According to the department, the Partnerships for Climate-Smart Commodities funding opportunity had high demand from across agriculture and forestry.
Between two funding pools, the USDA received over 1,000 proposals requesting more than $20 billion in funds from more than 700 entities, including nonprofit organizations; for-profits and government entities; farmer cooperatives; conservation, energy and environmental groups; state, tribal and local governments; universities; small businesses; and large corporations.
Applications were received from all 50 states, tribal lands, Washington, D.C., and Puerto Rico, ag officials said.
All of the projects funded through Partnerships for Climate-Smart Commodities require meaningful involvement of small and underserved producers.

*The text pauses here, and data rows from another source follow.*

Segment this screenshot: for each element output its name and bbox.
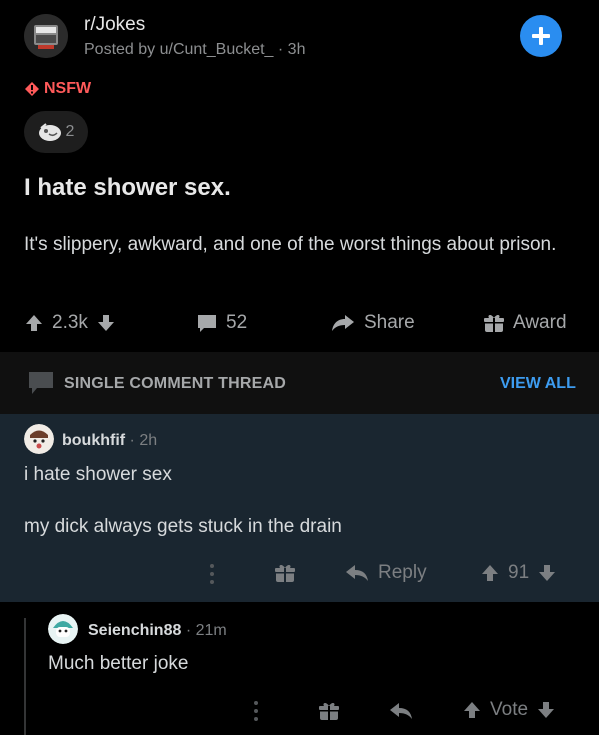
comment-text-line: i hate shower sex [24,464,172,485]
avatar[interactable] [24,424,54,454]
comments-button[interactable]: 52 [196,312,247,334]
username[interactable]: Seienchin88 [88,622,181,639]
award-label: Award [513,312,567,333]
comment-age: · 21m [185,622,227,639]
view-all-link[interactable]: VIEW ALL [500,375,576,393]
vote-label: Vote [490,699,529,720]
join-button[interactable] [520,15,562,57]
comment-author[interactable]: Seienchin88 · 21m [88,622,227,640]
upvote-count: 2.3k [52,312,88,333]
reply-icon [346,565,368,581]
thread-comment-icon [27,370,55,396]
thread-line[interactable] [24,618,26,735]
share-icon [332,315,354,331]
comment-icon [198,315,216,332]
gift-icon[interactable] [318,700,340,722]
more-options-icon[interactable] [206,562,218,586]
upvote-icon[interactable] [462,700,482,720]
share-label: Share [364,312,415,333]
awards-pill[interactable]: 2 [24,111,88,153]
comment-author[interactable]: boukhfif · 2h [62,432,157,450]
upvote-icon[interactable] [480,563,500,583]
downvote-icon[interactable] [96,313,116,333]
comment-age: · 2h [129,432,158,449]
post-title[interactable]: I hate shower sex. [24,174,231,202]
share-button[interactable]: Share [330,312,415,334]
posted-by[interactable]: Posted by u/Cunt_Bucket_ · 3h [84,41,305,59]
vote-count: 91 [508,562,530,583]
plus-icon [532,27,550,45]
more-options-icon[interactable] [250,699,262,723]
gift-icon[interactable] [274,562,296,584]
comment-vote-control: Vote [462,699,556,721]
comment-text-line: my dick always gets stuck in the drain [24,516,342,537]
comment-vote-control: 91 [480,562,557,584]
upvote-icon[interactable] [24,313,44,333]
comment-text: Much better joke [48,653,189,674]
username[interactable]: boukhfif [62,432,125,449]
nsfw-icon [25,82,39,96]
gift-icon [484,314,504,332]
post-body: It's slippery, awkward, and one of the w… [24,234,557,255]
downvote-icon[interactable] [537,563,557,583]
award-icon [38,123,61,141]
subreddit-avatar[interactable] [24,14,68,58]
downvote-icon[interactable] [536,700,556,720]
thread-label: SINGLE COMMENT THREAD [64,375,286,392]
reply-icon[interactable] [388,700,414,722]
reply-button[interactable]: Reply [344,562,427,584]
nsfw-badge: NSFW [24,80,91,98]
avatar[interactable] [48,614,78,644]
subreddit-name[interactable]: r/Jokes [84,14,145,36]
award-count: 2 [65,123,75,140]
nsfw-label: NSFW [44,80,92,97]
reply-label: Reply [378,562,427,583]
comments-count: 52 [226,312,248,333]
award-button[interactable]: Award [483,312,567,334]
vote-control: 2.3k [24,312,116,334]
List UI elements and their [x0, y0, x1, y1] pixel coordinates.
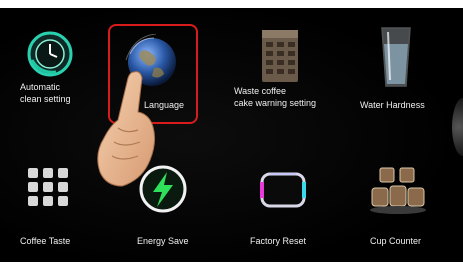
label-energy-save: Energy Save: [137, 236, 189, 246]
label-coffee-taste: Coffee Taste: [20, 236, 71, 246]
clean-clock-icon: [27, 31, 73, 77]
top-border: [0, 0, 463, 8]
tile-waste-coffee[interactable]: Waste coffee cake warning setting: [232, 26, 342, 120]
tile-coffee-taste[interactable]: Coffee Taste: [14, 164, 94, 252]
grid-dots-icon: [28, 168, 68, 206]
water-glass-icon: [381, 27, 411, 87]
scroll-knob[interactable]: [452, 98, 463, 156]
label-water-hardness: Water Hardness: [360, 100, 425, 110]
tile-water-hardness[interactable]: Water Hardness: [356, 24, 442, 120]
settings-screen: Automatic clean setting Language Waste c…: [0, 0, 463, 274]
tile-cup-counter[interactable]: Cup Counter: [358, 160, 444, 252]
tile-factory-reset[interactable]: Factory Reset: [238, 164, 328, 252]
cups-icon: [370, 167, 426, 214]
label-cup-counter: Cup Counter: [370, 236, 422, 246]
bottom-border: [0, 262, 463, 274]
label-waste-coffee-2: cake warning setting: [234, 98, 317, 108]
label-automatic-clean-2: clean setting: [20, 94, 71, 104]
tile-automatic-clean[interactable]: Automatic clean setting: [14, 28, 94, 118]
hand-pointer-icon: [97, 71, 156, 187]
waste-bin-icon: [262, 30, 298, 82]
label-factory-reset: Factory Reset: [250, 236, 307, 246]
label-automatic-clean-1: Automatic: [20, 82, 61, 92]
reset-frame-icon: [260, 172, 306, 208]
label-waste-coffee-1: Waste coffee: [234, 86, 287, 96]
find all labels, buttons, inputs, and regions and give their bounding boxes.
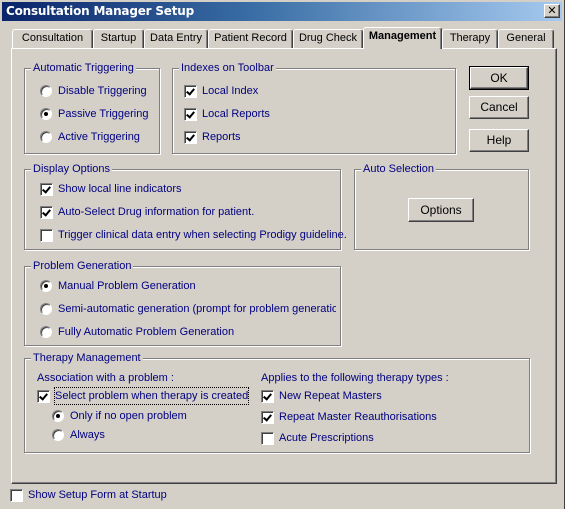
tab-drug-check[interactable]: Drug Check [293,29,363,48]
checkbox[interactable] [184,131,197,144]
radio-button[interactable] [52,429,64,441]
therapy-management-group: Therapy Management Association with a pr… [24,351,530,453]
tab-patient-record[interactable]: Patient Record [208,29,293,48]
ok-button[interactable]: OK [469,66,529,90]
checkbox[interactable] [261,411,274,424]
tab-management[interactable]: Management [363,27,442,49]
problem-generation-group: Problem Generation Manual Problem Genera… [24,259,341,346]
association-label: Association with a problem : [37,372,174,384]
checkbox[interactable] [184,108,197,121]
title-bar[interactable]: Consultation Manager Setup ✕ [2,2,562,21]
radio-button[interactable] [40,303,52,315]
problem-generation-title: Problem Generation [31,259,134,273]
radio-button[interactable] [40,108,52,120]
indexes-on-toolbar-title: Indexes on Toolbar [179,61,276,75]
auto-selection-group: Auto Selection Options [354,162,529,250]
tab-startup[interactable]: Startup [93,29,144,48]
radio-button[interactable] [40,131,52,143]
checkbox[interactable] [10,489,23,502]
options-button[interactable]: Options [408,198,474,222]
radio-button[interactable] [40,280,52,292]
radio-button[interactable] [40,85,52,97]
help-button[interactable]: Help [469,129,529,152]
setup-dialog: Consultation Manager Setup ✕ Consultatio… [0,0,565,509]
radio-semi-automatic-generation[interactable]: Semi-automatic generation (prompt for pr… [40,301,336,317]
checkbox[interactable] [40,229,53,242]
auto-selection-title: Auto Selection [361,162,436,176]
radio-button[interactable] [40,326,52,338]
tab-consultation[interactable]: Consultation [12,29,93,48]
cancel-button[interactable]: Cancel [469,96,529,119]
automatic-triggering-title: Automatic Triggering [31,61,136,75]
display-options-title: Display Options [31,162,113,176]
display-options-group: Display Options Show local line indicato… [24,162,347,250]
checkbox[interactable] [37,390,50,403]
tab-general[interactable]: General [498,29,554,48]
indexes-on-toolbar-group: Indexes on Toolbar Local Index Local Rep… [172,61,456,154]
tab-therapy[interactable]: Therapy [442,29,498,48]
checkbox[interactable] [40,183,53,196]
checkbox[interactable] [184,85,197,98]
close-button[interactable]: ✕ [544,4,560,18]
checkbox[interactable] [40,206,53,219]
radio-button[interactable] [52,410,64,422]
automatic-triggering-group: Automatic Triggering Disable Triggering … [24,61,160,154]
therapy-management-title: Therapy Management [31,351,143,365]
close-x-icon: ✕ [547,4,557,17]
applies-label: Applies to the following therapy types : [261,372,449,384]
window-title: Consultation Manager Setup [6,4,194,18]
checkbox[interactable] [261,432,274,445]
checkbox[interactable] [261,390,274,403]
tab-data-entry[interactable]: Data Entry [144,29,208,48]
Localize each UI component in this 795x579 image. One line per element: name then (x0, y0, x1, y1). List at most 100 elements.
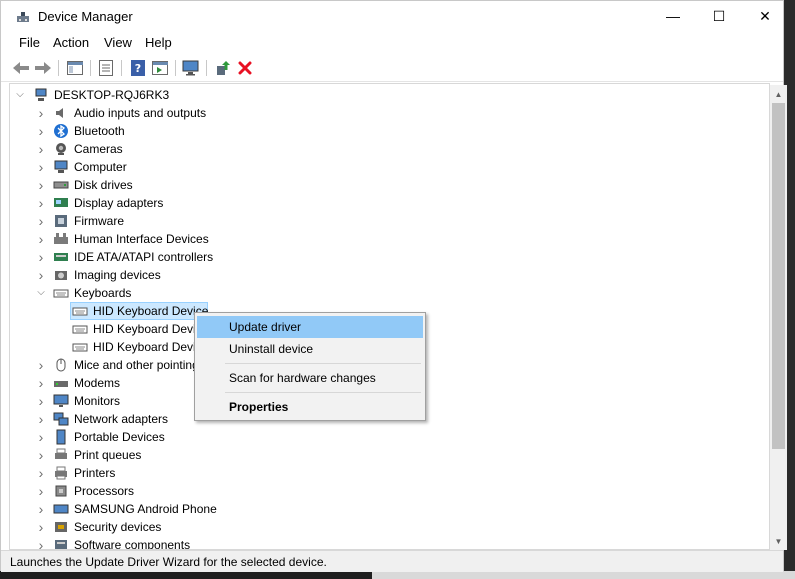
menu-bar: File Action View Help (1, 32, 783, 54)
background-window-edge (372, 571, 795, 579)
context-scan-hardware[interactable]: Scan for hardware changes (197, 367, 423, 389)
tree-category-print-queues[interactable]: › Print queues (10, 446, 769, 464)
tree-category-audio-inputs-and-outputs[interactable]: › Audio inputs and outputs (10, 104, 769, 122)
keyboard-icon (72, 339, 88, 355)
tree-category-portable-devices[interactable]: › Portable Devices (10, 428, 769, 446)
toolbar: ? (1, 55, 783, 82)
monitor-icon (53, 393, 69, 409)
expand-chevron-icon[interactable]: › (36, 376, 46, 390)
tree-category-printers[interactable]: › Printers (10, 464, 769, 482)
computer-icon (33, 87, 49, 103)
expand-chevron-icon[interactable]: › (36, 214, 46, 228)
status-bar: Launches the Update Driver Wizard for th… (1, 550, 783, 572)
scroll-thumb[interactable] (772, 103, 785, 449)
expand-chevron-icon[interactable]: › (36, 268, 46, 282)
collapse-chevron-icon[interactable]: ⌵ (15, 89, 25, 101)
tree-category-security-devices[interactable]: › Security devices (10, 518, 769, 536)
expand-chevron-icon[interactable]: › (36, 178, 46, 192)
properties-sheet-icon (99, 60, 113, 76)
expand-chevron-icon[interactable]: › (36, 106, 46, 120)
tree-category-samsung-android-phone[interactable]: › SAMSUNG Android Phone (10, 500, 769, 518)
tree-category-bluetooth[interactable]: › Bluetooth (10, 122, 769, 140)
expand-chevron-icon[interactable]: › (36, 412, 46, 426)
expand-chevron-icon[interactable]: › (36, 394, 46, 408)
menu-help[interactable]: Help (145, 35, 172, 50)
properties-toolbar-button[interactable] (96, 58, 116, 78)
collapse-chevron-icon[interactable]: ⌵ (36, 287, 46, 299)
menu-action[interactable]: Action (53, 35, 89, 50)
modem-icon (53, 375, 69, 391)
expand-chevron-icon[interactable]: › (36, 196, 46, 210)
menu-file[interactable]: File (19, 35, 40, 50)
uninstall-device-toolbar-button[interactable] (235, 58, 255, 78)
mouse-icon (53, 357, 69, 373)
expand-chevron-icon[interactable]: › (36, 358, 46, 372)
help-toolbar-button[interactable]: ? (128, 58, 148, 78)
tree-category-label: Modems (74, 376, 121, 390)
tree-category-label: Monitors (74, 394, 121, 408)
expand-chevron-icon[interactable]: › (36, 538, 46, 549)
expand-chevron-icon[interactable]: › (36, 430, 46, 444)
vertical-scrollbar[interactable]: ▲ ▼ (770, 85, 787, 550)
expand-chevron-icon[interactable]: › (36, 250, 46, 264)
expand-chevron-icon[interactable]: › (36, 448, 46, 462)
forward-arrow-icon (35, 62, 51, 74)
back-button[interactable] (11, 58, 31, 78)
forward-button[interactable] (33, 58, 53, 78)
tree-category-human-interface-devices[interactable]: › Human Interface Devices (10, 230, 769, 248)
context-update-driver[interactable]: Update driver (197, 316, 423, 338)
update-driver-toolbar-button[interactable] (213, 58, 233, 78)
tree-category-software-components[interactable]: › Software components (10, 536, 769, 550)
bluetooth-icon (53, 123, 69, 139)
window-title: Device Manager (38, 9, 133, 24)
red-x-icon (238, 61, 252, 75)
tree-category-display-adapters[interactable]: › Display adapters (10, 194, 769, 212)
scroll-up-arrow[interactable]: ▲ (770, 86, 787, 102)
show-hide-console-tree-button[interactable] (65, 58, 85, 78)
minimize-button[interactable]: — (650, 1, 696, 31)
scroll-down-arrow[interactable]: ▼ (770, 533, 787, 549)
expand-chevron-icon[interactable]: › (36, 502, 46, 516)
software-component-icon (53, 537, 69, 549)
hid-icon (53, 231, 69, 247)
tree-category-label: Portable Devices (74, 430, 165, 444)
tree-category-keyboards[interactable]: ⌵ Keyboards (10, 284, 769, 302)
ide-controller-icon (53, 249, 69, 265)
tree-category-disk-drives[interactable]: › Disk drives (10, 176, 769, 194)
context-properties[interactable]: Properties (197, 396, 423, 418)
action-pane-button[interactable] (150, 58, 170, 78)
expand-chevron-icon[interactable]: › (36, 232, 46, 246)
tree-category-computer[interactable]: › Computer (10, 158, 769, 176)
tree-category-processors[interactable]: › Processors (10, 482, 769, 500)
console-tree-icon (67, 61, 83, 75)
expand-chevron-icon[interactable]: › (36, 160, 46, 174)
tree-category-label: Security devices (74, 520, 162, 534)
tree-root-computer[interactable]: ⌵ DESKTOP-RQJ6RK3 (10, 86, 769, 104)
tree-category-label: Imaging devices (74, 268, 161, 282)
title-bar[interactable]: Device Manager — ☐ ✕ (1, 1, 783, 31)
help-book-icon: ? (131, 60, 145, 76)
action-pane-icon (152, 61, 168, 75)
maximize-button[interactable]: ☐ (696, 1, 742, 31)
expand-chevron-icon[interactable]: › (36, 466, 46, 480)
scan-hardware-button[interactable] (181, 58, 201, 78)
expand-chevron-icon[interactable]: › (36, 124, 46, 138)
tree-category-cameras[interactable]: › Cameras (10, 140, 769, 158)
tree-category-imaging-devices[interactable]: › Imaging devices (10, 266, 769, 284)
tree-category-ide-ata-atapi-controllers[interactable]: › IDE ATA/ATAPI controllers (10, 248, 769, 266)
tree-device-label: HID Keyboard Device (93, 304, 209, 318)
camera-icon (53, 141, 69, 157)
expand-chevron-icon[interactable]: › (36, 520, 46, 534)
close-button[interactable]: ✕ (742, 1, 788, 31)
menu-view[interactable]: View (104, 35, 132, 50)
context-uninstall-device[interactable]: Uninstall device (197, 338, 423, 360)
tree-category-firmware[interactable]: › Firmware (10, 212, 769, 230)
tree-category-label: Software components (74, 538, 191, 550)
phone-icon (53, 501, 69, 517)
expand-chevron-icon[interactable]: › (36, 142, 46, 156)
expand-chevron-icon[interactable]: › (36, 484, 46, 498)
tree-category-label: Computer (74, 160, 127, 174)
printer-icon (53, 465, 69, 481)
svg-text:?: ? (135, 62, 141, 75)
tree-category-label: Printers (74, 466, 116, 480)
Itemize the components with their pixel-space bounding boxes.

The second funding pool was particularly focused on innovative projects that emphasize enrolling small and underserved producers and investing in measuring, monitoring, reporting and verifying the benefits of climate-smart practices at minority-serving institutions.
Partnerships for Climate-Smart Commodities projects benefit from a diverse range of project partners, including more than 30 minority-serving institutions, more than 20 tribal partners and many groups focused on working with small and underserved producers.
Projects include support for activities that will expand and increase producer access to markets for climate-smart commodities, provide financial and technical assistance to support climate-smart production practice implementation, include investments in quantifying and monitoring the greenhouse gas benefits of those practices, and bringing the resulting commodities to new markets.
The USDA is currently in negotiations regarding the first 70 projects and will work with the applicants for all 141 identified projects to finalize the scope and funding levels in the coming months. Funding will be provided by the USDA’s Commodity Credit Corporation.